The Surge to Stabilize: Lessons for the UN from the AU’s Experience in Somalia

AMISOM and the Somali National Army recapture Buur-Hakba from al-Shabaab, February 23, 2013. UN Photo/Stuart Price.

In recent years, a growing number of UN peacekeepers have been mandated to carry out “stabilization” tasks. Yet the UN still has no explicit definition of or framework for this concept, and most recent stabilization operations, such as those in Afghanistan and Iraq, occurred under quite different circumstances from UN peacekeeping operations. The AU Mission in Somalia (AMISOM), which has long operated with the consent of a weak host government, in parallel with external and local forces, under a complex mandate, and with African personnel, may offer a more useful point of comparison.

The latest report by IPI investigates what lessons UN peacekeepers can draw from the AU’s experience in Somalia.
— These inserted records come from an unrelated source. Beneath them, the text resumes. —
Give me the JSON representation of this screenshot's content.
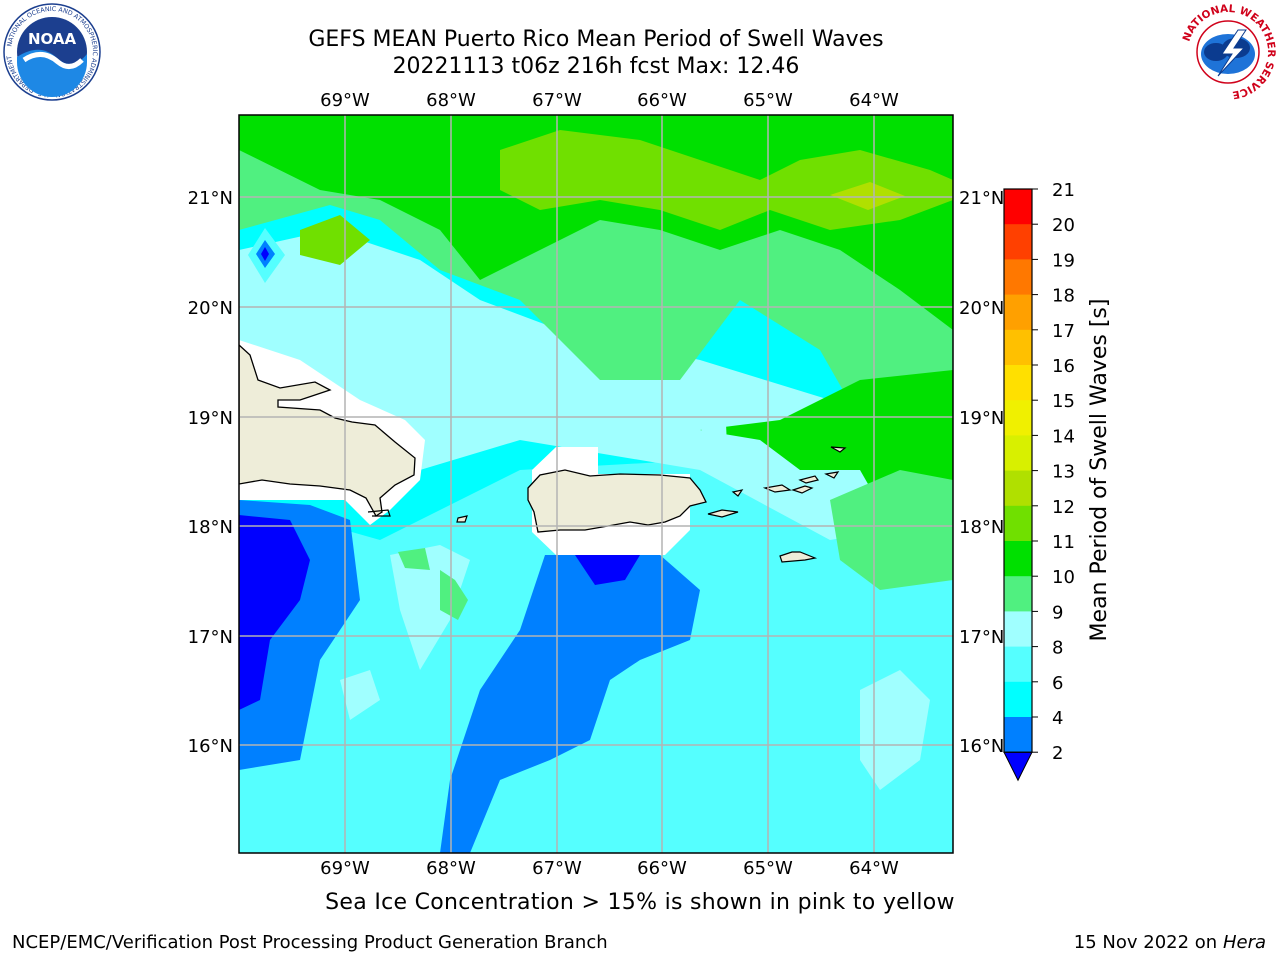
{
  "header": {
    "title_line1": "GEFS MEAN Puerto Rico Mean Period of Swell Waves",
    "title_line2": "20221113 t06z 216h fcst   Max: 12.46"
  },
  "logos": {
    "noaa": {
      "text": "NOAA",
      "ring_text": "NATIONAL OCEANIC AND ATMOSPHERIC ADMINISTRATION · U.S. DEPARTMENT OF COMMERCE"
    },
    "nws": {
      "ring_text": "NATIONAL WEATHER SERVICE"
    }
  },
  "map": {
    "lon_labels": [
      "69°W",
      "68°W",
      "67°W",
      "66°W",
      "65°W",
      "64°W"
    ],
    "lat_labels": [
      "21°N",
      "20°N",
      "19°N",
      "18°N",
      "17°N",
      "16°N"
    ],
    "colors": {
      "grid": "#b4b4b4",
      "land": "#eeedd9",
      "coast": "#000000"
    }
  },
  "colorbar": {
    "label": "Mean Period of Swell Waves [s]",
    "ticks": [
      "2",
      "4",
      "6",
      "8",
      "9",
      "10",
      "11",
      "12",
      "13",
      "14",
      "15",
      "16",
      "17",
      "18",
      "19",
      "20",
      "21"
    ],
    "colors": [
      "#0000ff",
      "#0080ff",
      "#00ffff",
      "#55ffff",
      "#a0ffff",
      "#50f080",
      "#00e000",
      "#70e000",
      "#b0e000",
      "#d8f000",
      "#f0f000",
      "#ffe000",
      "#ffc000",
      "#ffa000",
      "#ff7800",
      "#ff4000",
      "#ff0000"
    ]
  },
  "caption": "Sea Ice Concentration > 15% is shown in pink to yellow",
  "footer": {
    "left": "NCEP/EMC/Verification Post Processing Product Generation Branch",
    "right_prefix": "15 Nov 2022 on",
    "right_host": "Hera"
  }
}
AMISOM suffered from a number of political and operational challenges in its attempt to implement an effective stabilization strategy. It suffered from, inter alia, overly securitized responses, fragmented command and control, inadequate logistical support and force enablers, and a failure to significantly degrade al-Shabaab’s fighting ability or provide security to the local population.

On the basis of these challenges, the report offers nine lessons for UN peacekeepers with a mandate to stabilize:

  • Missions must be appropriately configured to fulfill their mandate.
  • The political and military elements of a stabilization strategy must be in sync.
  • Extending state authority is not synonymous with peacebuilding, at least in the short term.
  • Territorial expansion is less important than degrading the capabilities of spoilers.
  • Strategic coordination among relevant partners is a crucial, mainly political task.
  • Lack of coordination can have negative political and military effects.
  • Effective stabilization requires positive relationships between peacekeepers and the local population.
  • There can be no successful exit without building capable, legitimate, and inclusive national security forces.
  • UN organizational frameworks and bureaucratic culture are not suited to supporting war-fighting operations.